Sunday, November 26, 2006

Thanks for No Memories

By C. L. Beck

Since November is the month for giving thanks, it seemed appropriate to think of Bob Hope’s theme song, "Thanks for the Memories", and then write about a few of the non-memories I’m grateful to have forgotten.

Medical procedures are the perfect opportunity for a writer. Especially for a writer that doesn’t pass out at the sight of blood. Unfortunately, that’s not me. All the same, when I’ve gone to the doctor’s office I’ve thought of the multitude of plots that could be concocted about the medical field . . . if I just had the technical knowledge.

In the past several years, I’ve had two colonoscopies. You might wonder why the person who wouldn’t normally tell her best friend that she has a hangnail would tell the entire world about her medical procedures. I think that must be one of the side effects of a doctor injecting stuff into your veins which totally erases your inhibitions. They tell you the medication in the I.V. is to relax you, but we all know the truth. You can bet no one is going to wear that hospital gown with the natural air conditioning in the back unless there’s a way to keep you from remembering you paraded around and mooned everyone.

There’s no doubt in my mind why the doctor asks you to have someone with you at the hospital, either. It’s not to drive you home. It’s so they can tell you the crazy things you did and don’t remember.

Before my first colonoscopy, a multitude of questions ran through my mind. Aaah, research for a future novel. Who better to ask than the doctor? By the time the procedure was over, my mind didn’t have a question in it. In fact, it didn’t even really have a brain. It was a blank slate . . . but only for a moment. As I was getting dressed to go home, a song popped into my head and I vaguely remember humming it. To hear Russ tell it, I was singing the verse, “she walked up to me and she asked me to dance, I asked for her name and in a couple of months she said Lola”, over and over again, at the top of my lungs.

Well, I can’t be certain those were the words, since my memory is fuzzy, but that’s what Russ tells me. "Lola" is a rather strange song to have stuck in my mind, and certainly not something I would sing to just anyone.
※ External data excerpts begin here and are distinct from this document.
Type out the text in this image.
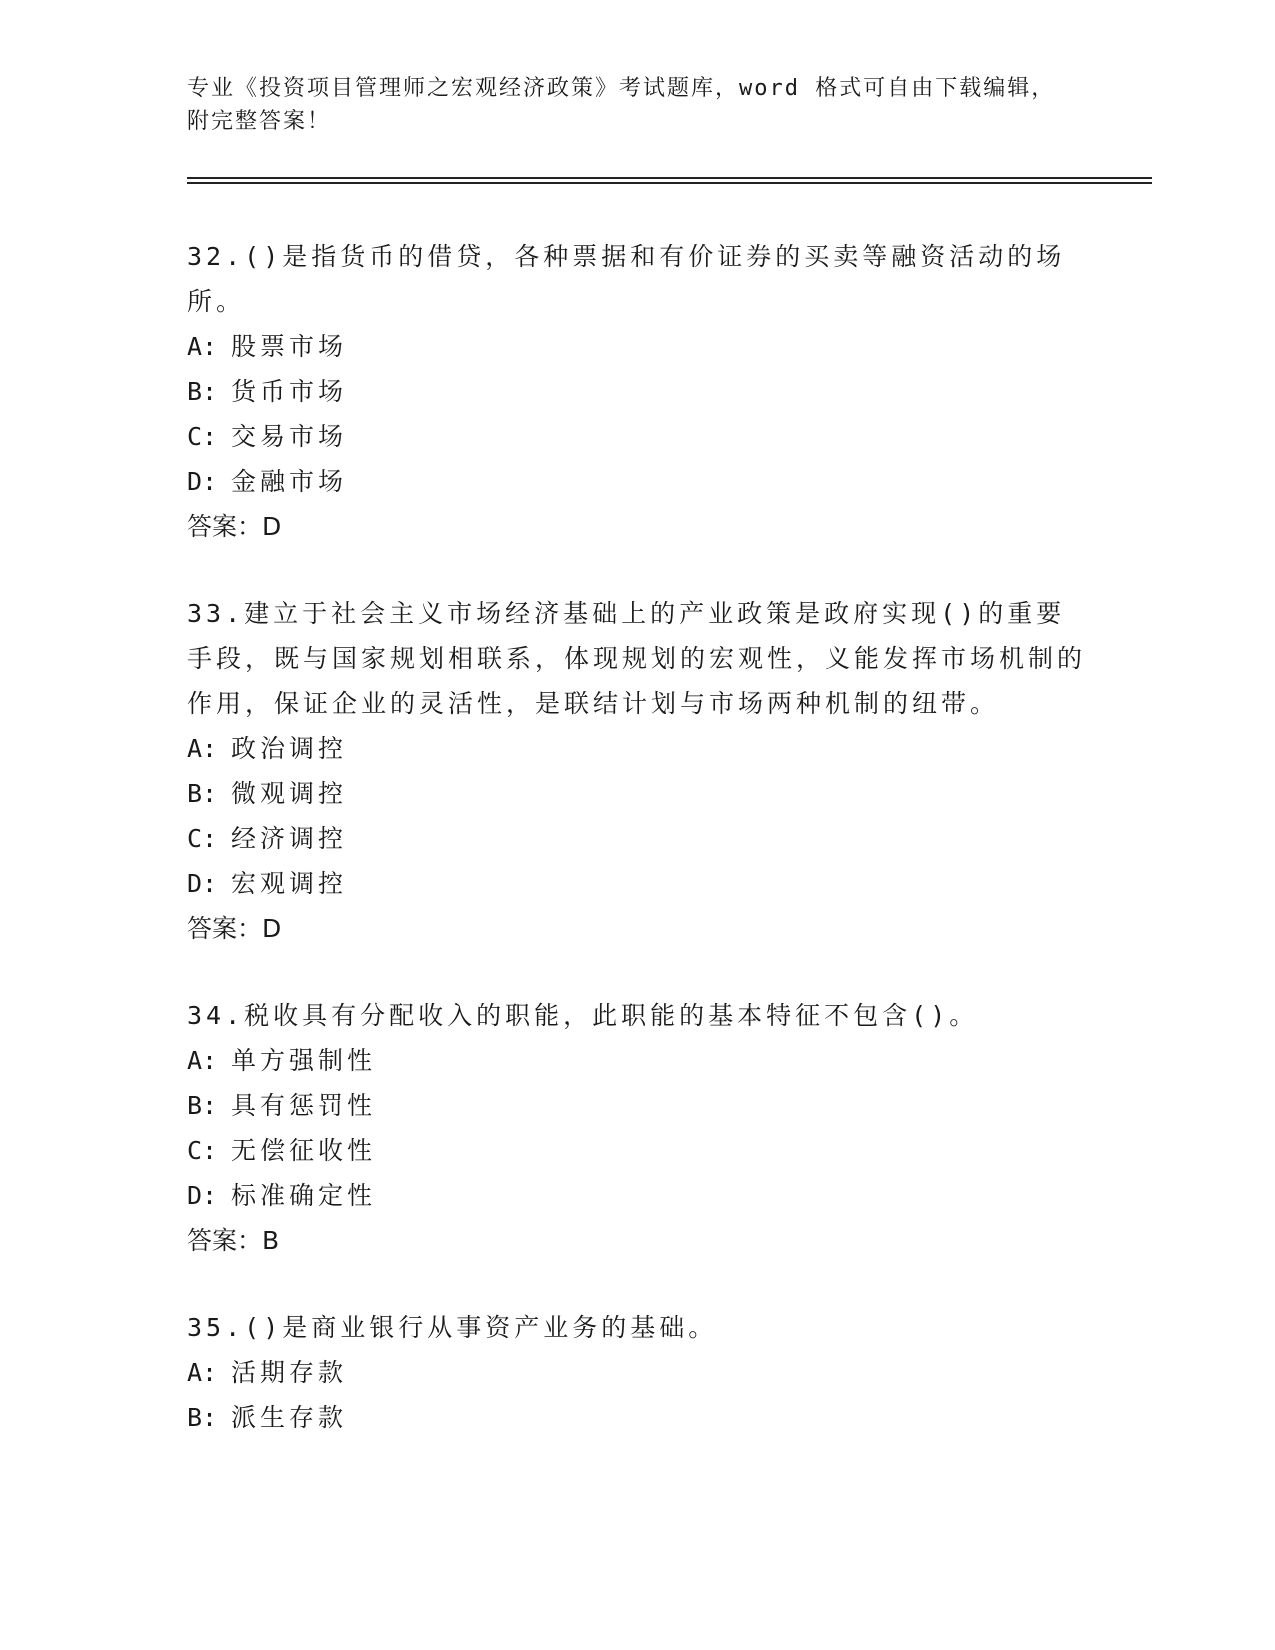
专业《投资项目管理师之宏观经济政策》考试题库，word 格式可自由下载编辑，
附完整答案！

32.()是指货币的借贷，各种票据和有价证券的买卖等融资活动的场所。

A: 股票市场

B: 货币市场

C: 交易市场

D: 金融市场

答案：D

33.建立于社会主义市场经济基础上的产业政策是政府实现()的重要手段，既与国家规划相联系，体现规划的宏观性，义能发挥市场机制的作用，保证企业的灵活性，是联结计划与市场两种机制的纽带。

A: 政治调控

B: 微观调控

C: 经济调控

D: 宏观调控

答案：D

34.税收具有分配收入的职能，此职能的基本特征不包含()。

A: 单方强制性

B: 具有惩罚性

C: 无偿征收性

D: 标准确定性

答案：B

35.()是商业银行从事资产业务的基础。

A: 活期存款

B: 派生存款
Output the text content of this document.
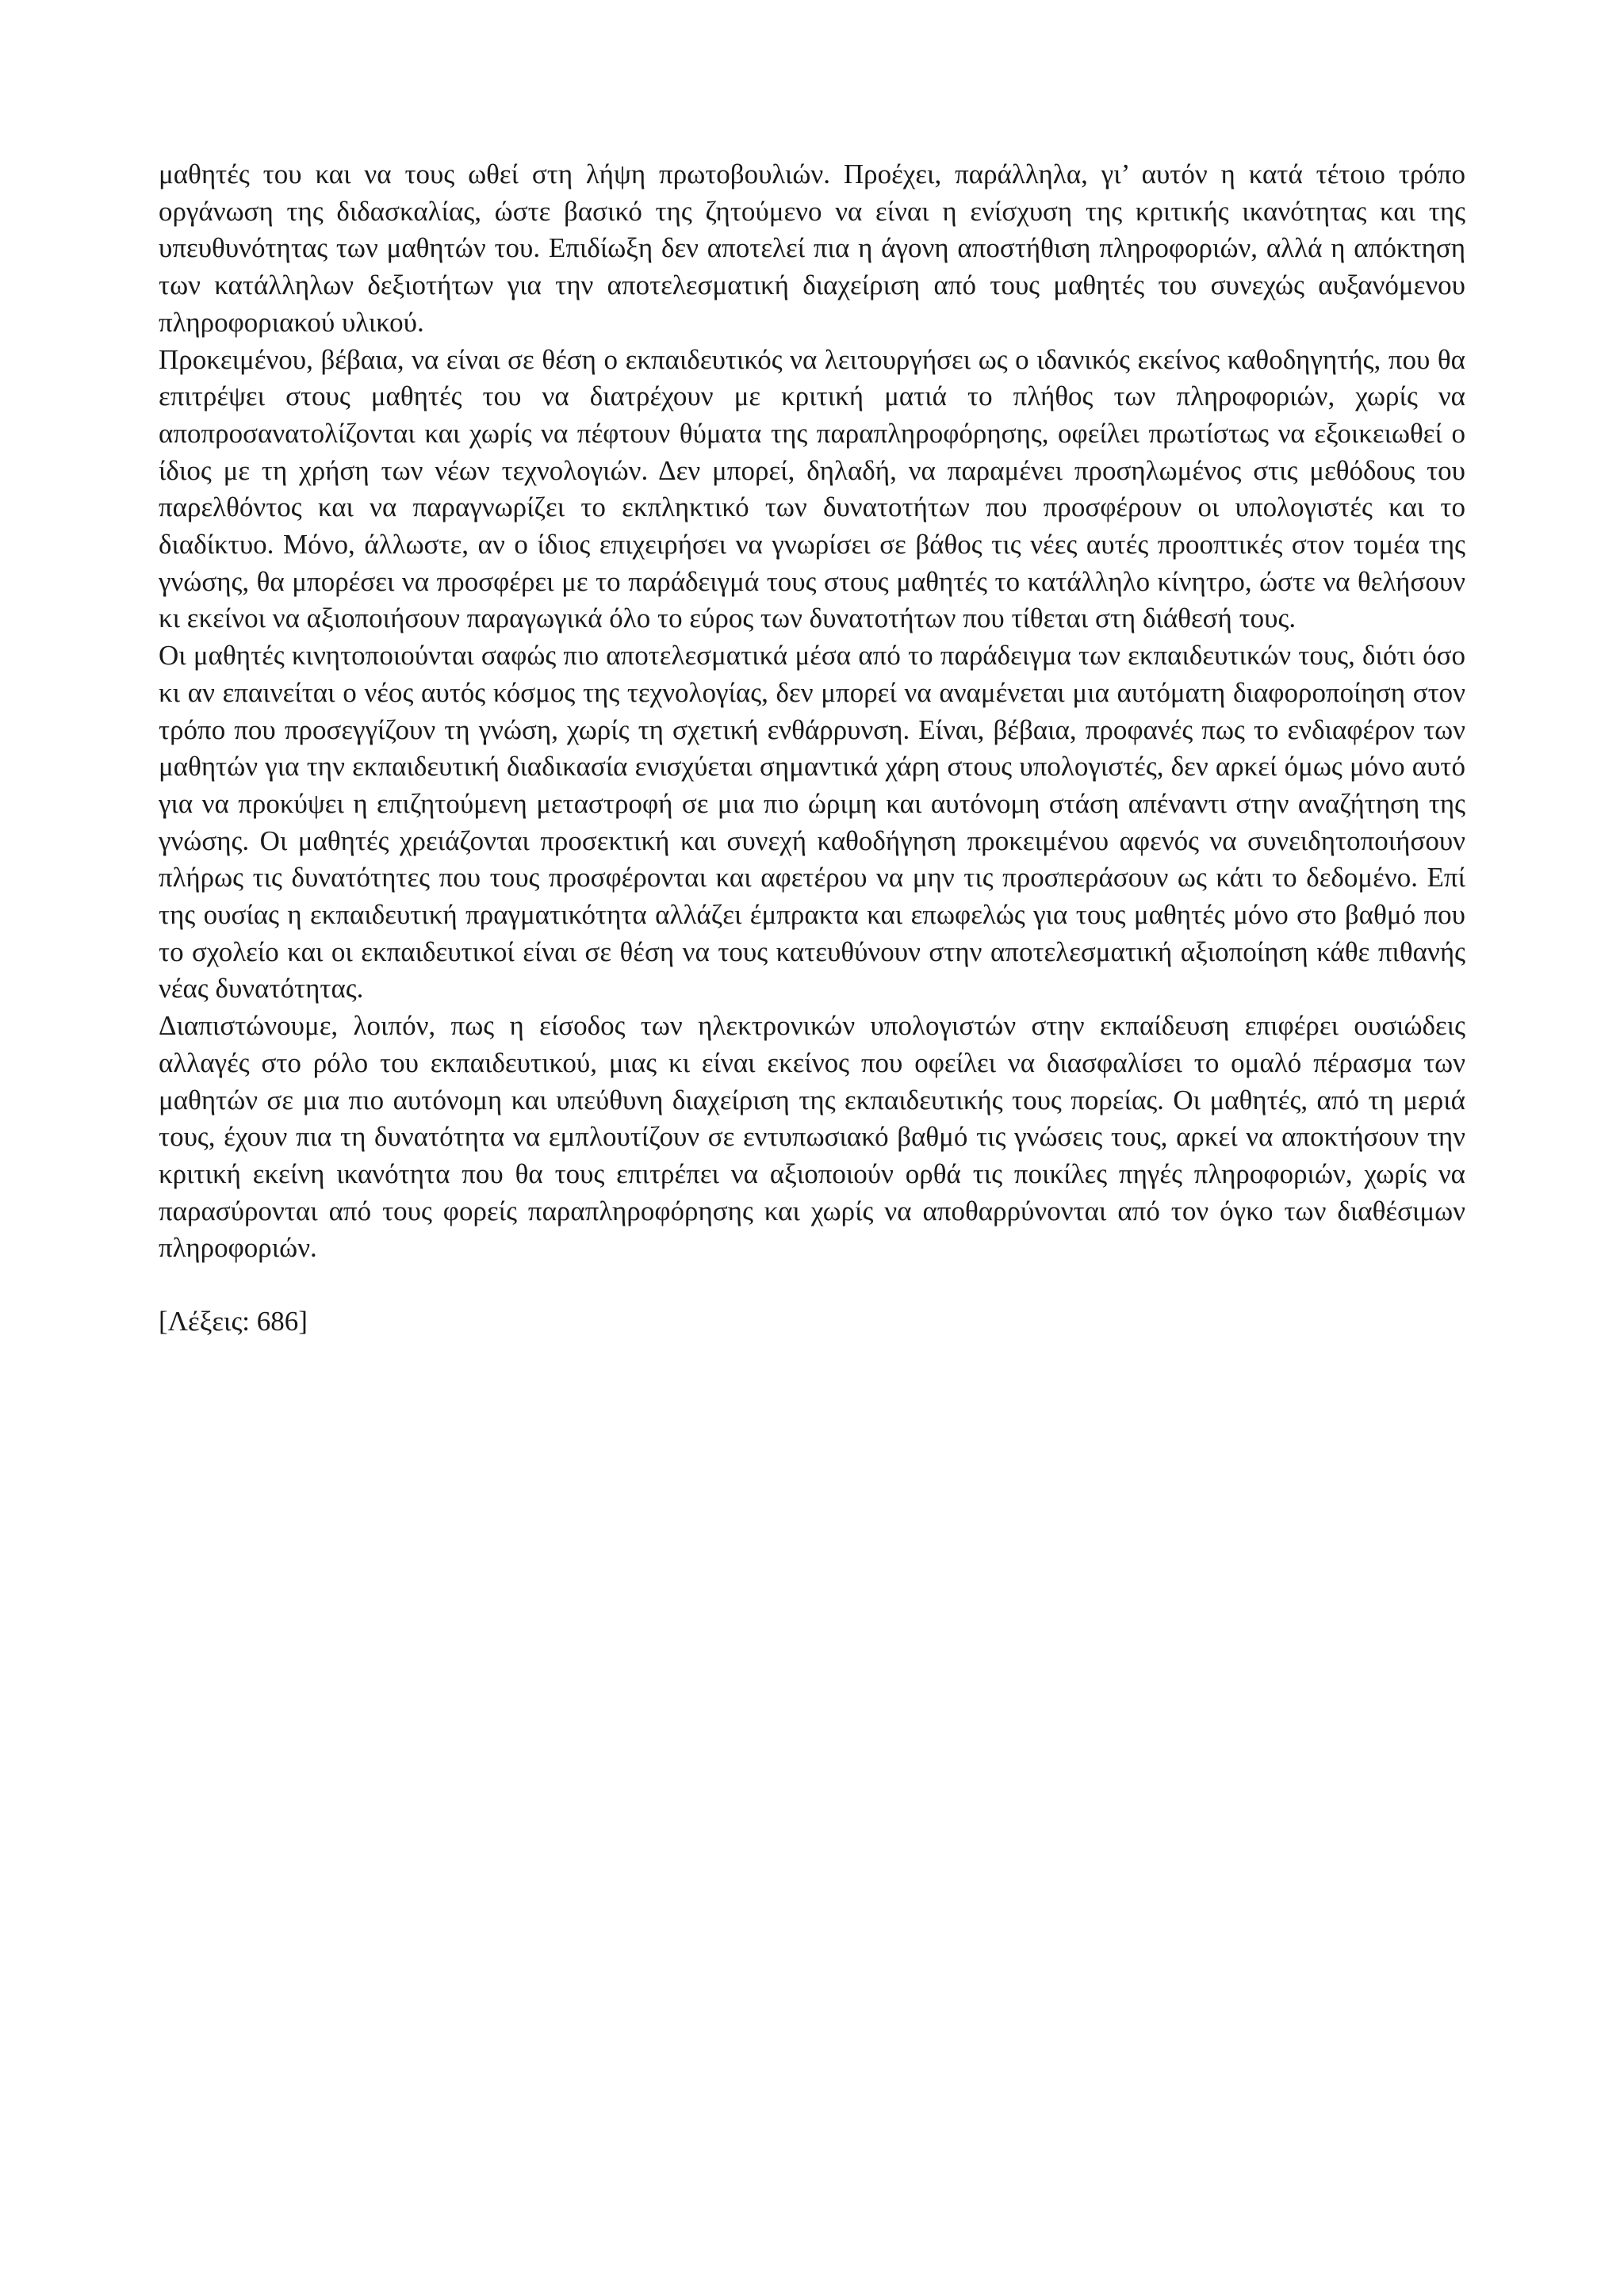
μαθητές του και να τους ωθεί στη λήψη πρωτοβουλιών. Προέχει, παράλληλα, γι’ αυτόν η κατά τέτοιο τρόπο οργάνωση της διδασκαλίας, ώστε βασικό της ζητούμενο να είναι η ενίσχυση της κριτικής ικανότητας και της υπευθυνότητας των μαθητών του. Επιδίωξη δεν αποτελεί πια η άγονη αποστήθιση πληροφοριών, αλλά η απόκτηση των κατάλληλων δεξιοτήτων για την αποτελεσματική διαχείριση από τους μαθητές του συνεχώς αυξανόμενου πληροφοριακού υλικού.

Προκειμένου, βέβαια, να είναι σε θέση ο εκπαιδευτικός να λειτουργήσει ως ο ιδανικός εκείνος καθοδηγητής, που θα επιτρέψει στους μαθητές του να διατρέχουν με κριτική ματιά το πλήθος των πληροφοριών, χωρίς να αποπροσανατολίζονται και χωρίς να πέφτουν θύματα της παραπληροφόρησης, οφείλει πρωτίστως να εξοικειωθεί ο ίδιος με τη χρήση των νέων τεχνολογιών. Δεν μπορεί, δηλαδή, να παραμένει προσηλωμένος στις μεθόδους του παρελθόντος και να παραγνωρίζει το εκπληκτικό των δυνατοτήτων που προσφέρουν οι υπολογιστές και το διαδίκτυο. Μόνο, άλλωστε, αν ο ίδιος επιχειρήσει να γνωρίσει σε βάθος τις νέες αυτές προοπτικές στον τομέα της γνώσης, θα μπορέσει να προσφέρει με το παράδειγμά τους στους μαθητές το κατάλληλο κίνητρο, ώστε να θελήσουν κι εκείνοι να αξιοποιήσουν παραγωγικά όλο το εύρος των δυνατοτήτων που τίθεται στη διάθεσή τους.

Οι μαθητές κινητοποιούνται σαφώς πιο αποτελεσματικά μέσα από το παράδειγμα των εκπαιδευτικών τους, διότι όσο κι αν επαινείται ο νέος αυτός κόσμος της τεχνολογίας, δεν μπορεί να αναμένεται μια αυτόματη διαφοροποίηση στον τρόπο που προσεγγίζουν τη γνώση, χωρίς τη σχετική ενθάρρυνση. Είναι, βέβαια, προφανές πως το ενδιαφέρον των μαθητών για την εκπαιδευτική διαδικασία ενισχύεται σημαντικά χάρη στους υπολογιστές, δεν αρκεί όμως μόνο αυτό για να προκύψει η επιζητούμενη μεταστροφή σε μια πιο ώριμη και αυτόνομη στάση απέναντι στην αναζήτηση της γνώσης. Οι μαθητές χρειάζονται προσεκτική και συνεχή καθοδήγηση προκειμένου αφενός να συνειδητοποιήσουν πλήρως τις δυνατότητες που τους προσφέρονται και αφετέρου να μην τις προσπεράσουν ως κάτι το δεδομένο. Επί της ουσίας η εκπαιδευτική πραγματικότητα αλλάζει έμπρακτα και επωφελώς για τους μαθητές μόνο στο βαθμό που το σχολείο και οι εκπαιδευτικοί είναι σε θέση να τους κατευθύνουν στην αποτελεσματική αξιοποίηση κάθε πιθανής νέας δυνατότητας.

Διαπιστώνουμε, λοιπόν, πως η είσοδος των ηλεκτρονικών υπολογιστών στην εκπαίδευση επιφέρει ουσιώδεις αλλαγές στο ρόλο του εκπαιδευτικού, μιας κι είναι εκείνος που οφείλει να διασφαλίσει το ομαλό πέρασμα των μαθητών σε μια πιο αυτόνομη και υπεύθυνη διαχείριση της εκπαιδευτικής τους πορείας. Οι μαθητές, από τη μεριά τους, έχουν πια τη δυνατότητα να εμπλουτίζουν σε εντυπωσιακό βαθμό τις γνώσεις τους, αρκεί να αποκτήσουν την κριτική εκείνη ικανότητα που θα τους επιτρέπει να αξιοποιούν ορθά τις ποικίλες πηγές πληροφοριών, χωρίς να παρασύρονται από τους φορείς παραπληροφόρησης και χωρίς να αποθαρρύνονται από τον όγκο των διαθέσιμων πληροφοριών.

[Λέξεις: 686]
The lyrics are not obscene, but they are about a questionable subject . . . cross-dressers. It’s not a topic I’m particularly well-versed on, and admittedly, I should have been singing "I Am a Child of God", but you can’t blame me. I was only singing what the I.V. dictated. My doctor’s receptionist, Lola, is a very kind person, and has always been helpful to me. Apparently she was on my mind, and the I.V. liked her as much as I do.

The second colonoscopy went much better. No, I still didn’t remember to ask those technical research questions. But, remembering my last faux paux, I reminded myself not to sing. You’ll be glad to know I accomplished the task. Not because I couldn’t recall any songs, but because when I offered to sing, the nurses and doctors all remembered my last rendition and refused to take me up on the offer. That being the case, I turned my attention to the medical facts at hand. The doctor told me the colonoscopy had gone fine and they hadn’t found any evidence of cancer. Did I sing about it? Nope. Did I formulate a plot about it? No, indeed. Instead I announced to everyone, on my long gurney ride back from the O.R., that the doctor said everything was fine and I had a "good butt".

Honest, I’m not the kind of girl who would run around and announce that to everyone. You can’t blame it on me. It was the ‘milk of amnesia’ in my I.V.

2 comments:

Tristi Pinkston said...

That was hysterical! Thanks for sharing!

Cindy Beck, author said...

Thanks for your kind comments, Tristi. Maybe I need to schedule a few more medical procedures since they create such good writing material. Perhaps an hysterical-ectomy or a pre-frontal lobotomy?